The Single-Ledger Model Solves the Problem(s)
If the buy and sell sides of the transaction can see the price, it dramatically simplifies the equation and improves visibility and predictability. And when NADAC-based pricing is used, it creates equity (a patient in New York pays roughly the same as a patient in South Carolina or California for the same medication on any given day). But there’s more to it.
What Happens at Mail Order & Specialty Home Delivery Under the Single-Ledger Model?
Capital Rx “goes to market” regularly for mail service fulfillment from providers independent of self-owned PBM economics. We shop the entire supply chain for the best unit price for mail-order maintenance medications.
Additionally, Capital Rx requires any preferred mail order provider to employ a “lowest of” logic, which includes the mail order unit price for every drug dispensed, usual and customary (U&C) price, retail NADAC, and a safeguard floor of AWP-X%. Most claims hit the mail order unit price, meaning a patient will never pay more at mail than retail for the equivalent days' supply.
While 98% of drugs have a NADAC price, for Specialty Home Delivery, NADAC does not work well as a reference price. However, data are improving, and we are hopeful that NADAC will become a more reliable metric for home delivery specialty claims. Currently, 51% of medications are dispensed at retail, and most of these are non-specialty medications (only ~2% of claims are specialty drugs).
Like mail order, Capital Rx goes to market for specialty home delivery rates. We currently utilize two preferred providers for all non-limited distribution (LDD) drugs and employ a lowest of logic, which includes a pharmacy unit price for each specialty medication, U&C, and an AWP floor. Again, most claims adjudicate at the specialty pharmacy unit price.

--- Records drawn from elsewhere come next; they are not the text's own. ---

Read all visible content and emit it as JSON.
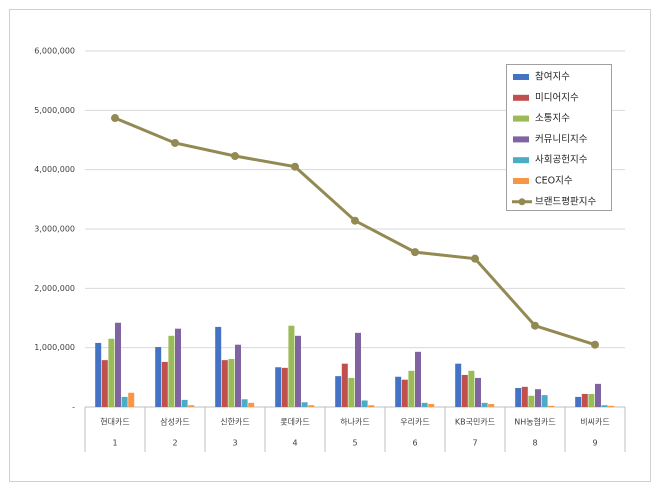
{
  "chart_data": {
    "type": "bar",
    "categories": [
      "현대카드",
      "삼성카드",
      "신한카드",
      "롯데카드",
      "하나카드",
      "우리카드",
      "KB국민카드",
      "NH농협카드",
      "비씨카드"
    ],
    "category_numbers": [
      "1",
      "2",
      "3",
      "4",
      "5",
      "6",
      "7",
      "8",
      "9"
    ],
    "series": [
      {
        "name": "참여지수",
        "color": "#4472c4",
        "values": [
          1080000,
          1010000,
          1350000,
          670000,
          520000,
          510000,
          730000,
          320000,
          170000
        ]
      },
      {
        "name": "미디어지수",
        "color": "#c0504d",
        "values": [
          790000,
          760000,
          790000,
          660000,
          730000,
          460000,
          540000,
          340000,
          220000
        ]
      },
      {
        "name": "소통지수",
        "color": "#9bbb59",
        "values": [
          1150000,
          1200000,
          810000,
          1370000,
          490000,
          610000,
          610000,
          190000,
          220000
        ]
      },
      {
        "name": "커뮤니티지수",
        "color": "#8064a2",
        "values": [
          1420000,
          1320000,
          1050000,
          1200000,
          1250000,
          930000,
          490000,
          300000,
          390000
        ]
      },
      {
        "name": "사회공헌지수",
        "color": "#4bacc6",
        "values": [
          170000,
          120000,
          130000,
          80000,
          110000,
          70000,
          70000,
          200000,
          30000
        ]
      },
      {
        "name": "CEO지수",
        "color": "#f79646",
        "values": [
          240000,
          30000,
          70000,
          30000,
          30000,
          50000,
          50000,
          20000,
          20000
        ]
      },
      {
        "name": "브랜드평판지수",
        "color": "#938953",
        "type": "line",
        "values": [
          4870000,
          4450000,
          4230000,
          4050000,
          3140000,
          2610000,
          2500000,
          1370000,
          1050000
        ]
      }
    ],
    "ylim": [
      0,
      6000000
    ],
    "yticks": [
      {
        "value": 0,
        "label": "-"
      },
      {
        "value": 1000000,
        "label": "1,000,000"
      },
      {
        "value": 2000000,
        "label": "2,000,000"
      },
      {
        "value": 3000000,
        "label": "3,000,000"
      },
      {
        "value": 4000000,
        "label": "4,000,000"
      },
      {
        "value": 5000000,
        "label": "5,000,000"
      },
      {
        "value": 6000000,
        "label": "6,000,000"
      }
    ],
    "grid": true,
    "legend": "top-right"
  }
}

What About Pharma Revenue?
Pharma revenue is derived mainly from rebates, but there are other sources. As noted above, we’ll address pharma revenue in more detail in our next article on the Single-Ledger Model.
The Single-Ledger Model Creates a Win/Win/Win and Visibility
The word transparency is often overused and has lost much of its meaning to stakeholders; however, true visibility into transaction economics is a great thing for plan sponsors (now fiduciaries due to the Consolidated Appropriation Act), pharmacies, and consumers. Capital Rx clients generally see significant savings in the first year after switching from a traditional PBM, ranging from 10% to 30% on a PMPM basis, net rebates and administrative fees. And with alignment and visibility comes control and predictability.